Essa vigilância é muito importante, porque a qualquer momento pode acontecer o que a gente chama de spillover. Spillover é um termo científico para designar quando um vírus que está em animais se adapta para seres humanos. Foi o que aconteceu com o vírus SARS-CoV-2 e deu origem à COVID-19, e o que aconteceu no passado com o vírus HIV. Então são vários exemplos que nós temos aí de zoonoses, de doenças que se iniciam em animais e que nós precisamos monitorar para entender qual o risco de adaptação ao ser humano.
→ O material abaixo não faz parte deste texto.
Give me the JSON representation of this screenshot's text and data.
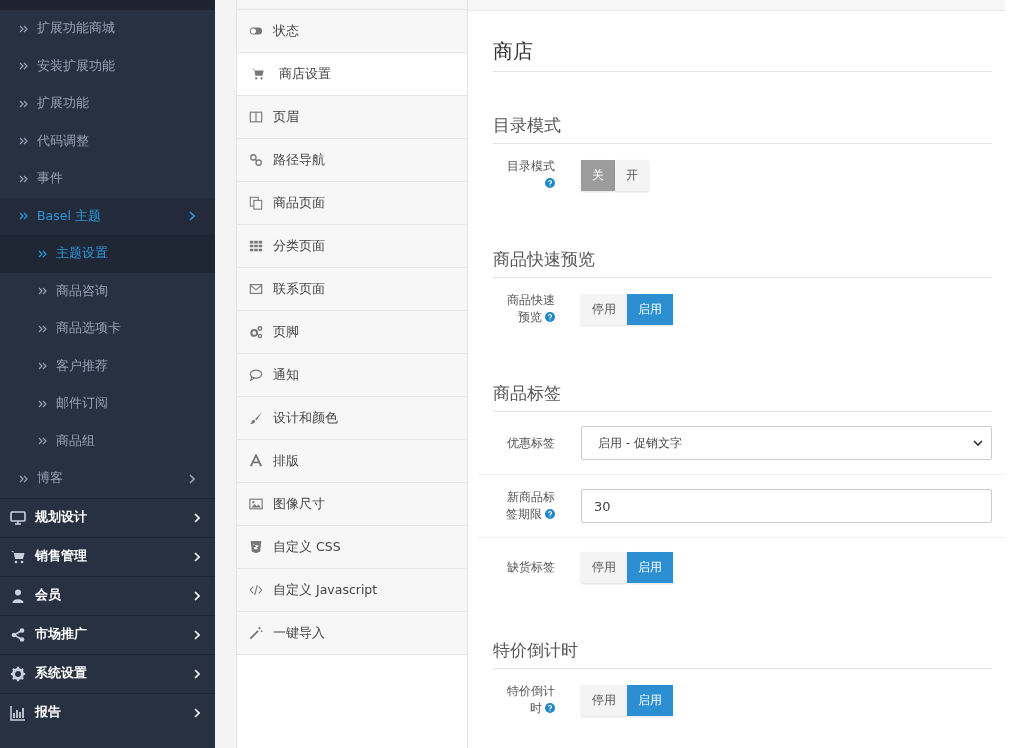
{
  "sidebar": {
    "items": [
      {
        "label": "扩展功能商城",
        "kind": "sub",
        "selected": false
      },
      {
        "label": "安装扩展功能",
        "kind": "sub",
        "selected": false
      },
      {
        "label": "扩展功能",
        "kind": "sub",
        "selected": false
      },
      {
        "label": "代码调整",
        "kind": "sub",
        "selected": false
      },
      {
        "label": "事件",
        "kind": "sub",
        "selected": false
      },
      {
        "label": "Basel 主题",
        "kind": "sub",
        "selected": false,
        "expanded": true,
        "children": [
          {
            "label": "主题设置",
            "selected": true
          },
          {
            "label": "商品咨询",
            "selected": false
          },
          {
            "label": "商品选项卡",
            "selected": false
          },
          {
            "label": "客户推荐",
            "selected": false
          },
          {
            "label": "邮件订阅",
            "selected": false
          },
          {
            "label": "商品组",
            "selected": false
          }
        ]
      },
      {
        "label": "博客",
        "kind": "sub",
        "selected": false,
        "expanded": false
      },
      {
        "label": "规划设计",
        "kind": "main",
        "selected": false
      },
      {
        "label": "销售管理",
        "kind": "main",
        "selected": false
      },
      {
        "label": "会员",
        "kind": "main",
        "selected": false
      },
      {
        "label": "市场推广",
        "kind": "main",
        "selected": false
      },
      {
        "label": "系统设置",
        "kind": "main",
        "selected": false
      },
      {
        "label": "报告",
        "kind": "main",
        "selected": false
      }
    ]
  },
  "tabs": [
    {
      "label": "状态",
      "selected": false
    },
    {
      "label": "商店设置",
      "selected": true
    },
    {
      "label": "页眉",
      "selected": false
    },
    {
      "label": "路径导航",
      "selected": false
    },
    {
      "label": "商品页面",
      "selected": false
    },
    {
      "label": "分类页面",
      "selected": false
    },
    {
      "label": "联系页面",
      "selected": false
    },
    {
      "label": "页脚",
      "selected": false
    },
    {
      "label": "通知",
      "selected": false
    },
    {
      "label": "设计和颜色",
      "selected": false
    },
    {
      "label": "排版",
      "selected": false
    },
    {
      "label": "图像尺寸",
      "selected": false
    },
    {
      "label": "自定义 CSS",
      "selected": false
    },
    {
      "label": "自定义 Javascript",
      "selected": false
    },
    {
      "label": "一键导入",
      "selected": false
    }
  ],
  "content": {
    "title": "商店",
    "sections": [
      {
        "title": "目录模式",
        "fields": [
          {
            "label": "目录模式",
            "help": true,
            "kind": "toggle",
            "options": [
              {
                "label": "关",
                "kind": "off",
                "selected": true
              },
              {
                "label": "开",
                "kind": "on",
                "selected": false
              }
            ]
          }
        ]
      },
      {
        "title": "商品快速预览",
        "fields": [
          {
            "label": "商品快速预览",
            "help": true,
            "kind": "toggle",
            "options": [
              {
                "label": "停用",
                "kind": "off",
                "selected": false
              },
              {
                "label": "启用",
                "kind": "on",
                "selected": true
              }
            ]
          }
        ]
      },
      {
        "title": "商品标签",
        "fields": [
          {
            "label": "优惠标签",
            "help": false,
            "kind": "select",
            "value": "启用 - 促销文字"
          },
          {
            "label": "新商品标签期限",
            "help": true,
            "kind": "text",
            "value": "30"
          },
          {
            "label": "缺货标签",
            "help": false,
            "kind": "toggle",
            "options": [
              {
                "label": "停用",
                "kind": "off",
                "selected": false
              },
              {
                "label": "启用",
                "kind": "on",
                "selected": true
              }
            ]
          }
        ]
      },
      {
        "title": "特价倒计时",
        "fields": [
          {
            "label": "特价倒计时",
            "help": true,
            "kind": "toggle",
            "options": [
              {
                "label": "停用",
                "kind": "off",
                "selected": false
              },
              {
                "label": "启用",
                "kind": "on",
                "selected": true
              }
            ]
          }
        ]
      }
    ]
  }
}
Qual o legado deixado pelo esforço global coletivo para combater a COVID 19? Somos mais capazes de enfrentar uma eventual nova ameaça de saúde global?
Alexandre Naime: Do ponto de vista científico, a resposta é sim. Temos cada vez mais mecanismos tecnológicos e científicos. A descoberta desse novo coronavírus na China esse ano mostra isso.
Nossos sistemas de vigilância são mais aprimorados, com uma possibilidade de realizar rapidamente novos testes diagnósticos. Temos a capacidade de produzir vacinas, anticorpos monoclonais, antivirais ou outras medicações específicas contra o vírus, ou contra os danos que ele causa, muito mais rapidamente. Nesse aspecto, tivemos um ganho muito grande, aprendemos que podemos trabalhar mais rápido e mais eficientemente.
Por outro lado, do ponto de vista político e de educação e saúde, a covid-19 mostrou que infelizmente nós temos uma dificuldade enorme de comunicação. Porque, com a questão da internet e mídias sociais, todas as pessoas hoje em dia acabam sendo um veículo de informação, ou de desinformação.
E isso é um desafio enorme, porque a partir do momento em que uma fake news, uma pseudociência ganha views, ganha notoriedade, o estrago é enorme. E dentro de uma situação de emergência sempre existem oportunistas, picaretas, pessoas mal-intencionadas. Ou mesmo pessoas mal-informadas.
Então, a questão de como lidar com tudo isso traz um enorme dilema. Infelizmente, por conta do baixo nível de educação em saúde e em ciência, muitas pessoas ainda acreditam em teorias falaciosas e em fake news. Temos que focar a atenção em como comunicar melhor, e como assegurar uma confiança maior na ciência por parte da população.